Un saque de banda dentro del área de penalti en los últimos minutos de un partido que involucraba al Liverpool. Es un escenario que a menudo les ha significado problemas esta temporada.
Contra Nottingham Forest, la situación cambió.
Después de que Joe Gómez lanzara cuatro saques de banda largos al área en un período de 10 minutos, decidió ir en corto a Dominik Szoboszlai. El centrocampista movió pacientemente el balón hasta que se presentó la oportunidad de centrar. Finalmente encontró a Virgil van Dijk, cuyo cabezazo fue bloqueado en el camino de Alexis Mac Allister, y anotó un precioso gol de la victoria.
No sólo fue una reversión del gol tardío del equipo de Arne Slot, sino que continuó la trayectoria ascendente de su éxito en jugadas a balón parado, ya que el gol del argentino técnicamente provino de un saque de banda.

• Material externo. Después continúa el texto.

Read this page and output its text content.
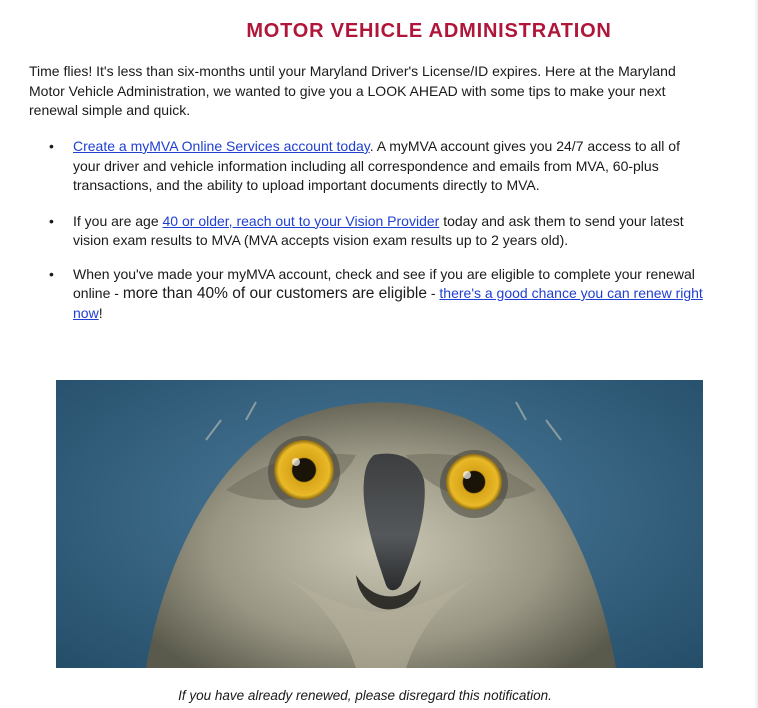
MOTOR VEHICLE ADMINISTRATION

Time flies! It's less than six-months until your Maryland Driver's License/ID expires. Here at the Maryland Motor Vehicle Administration, we wanted to give you a LOOK AHEAD with some tips to make your next renewal simple and quick.

• Create a myMVA Online Services account today. A myMVA account gives you 24/7 access to all of your driver and vehicle information including all correspondence and emails from MVA, 60-plus transactions, and the ability to upload important documents directly to MVA.
• If you are age 40 or older, reach out to your Vision Provider today and ask them to send your latest vision exam results to MVA (MVA accepts vision exam results up to 2 years old).
• When you've made your myMVA account, check and see if you are eligible to complete your renewal online - more than 40% of our customers are eligible - there's a good chance you can renew right now!

If you have already renewed, please disregard this notification.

Opta define un gol a balón parado como aquel en el que el balón parte de una situación de balón muerto, como un córner, un tiro libre, un penalti o un saque de banda, y resulta en un tiro antes de que la fase de juego se haya convertido en juego abierto.
Slot no ha dejado de hablar de jugadas a balón parado durante toda la temporada, en gran parte porque resultaron muy costosas en la primera mitad de la campaña.
Esto llevó a la salida del entrenador de jugadas a balón parado Aaron Briggs el 30 de diciembre. En ese momento de la temporada, el Liverpool había marcado ocho pero había recibido 13 en 27 partidos en todas las competiciones, pero los problemas eran mayores que eso.
Slot se ha referido en numerosas ocasiones al “equilibrio a balón parado” de su equipo. En Europa, el Liverpool voló, anotó cinco y no concedió ninguno: un saldo de cinco jugadas a balón parado.
En la Premier League, que esta temporada ha evolucionado hacia un estilo más físico y orientado a las jugadas a balón parado, concedieron 12 y anotaron tres, un saldo de -9.
“La Premier League actual se trata mucho más de jugadas a balón parado que el año pasado”, dijo Slot a los periodistas a principios de este mes. “Es realmente imposible ganar la liga con un equilibrio como el nuestro”.
Algo tenía que cambiar. Briggs se fue y el analista de jugadas a balón parado Lewis Mahoney, que había llegado procedente de Southampton en verano, se convirtió en una figura más destacada en el banquillo del Liverpool. Desde entonces, el balance de jugadas a balón parado del Liverpool es de 7 en 13 partidos en todas las competiciones, marcando nueve y concediendo dos.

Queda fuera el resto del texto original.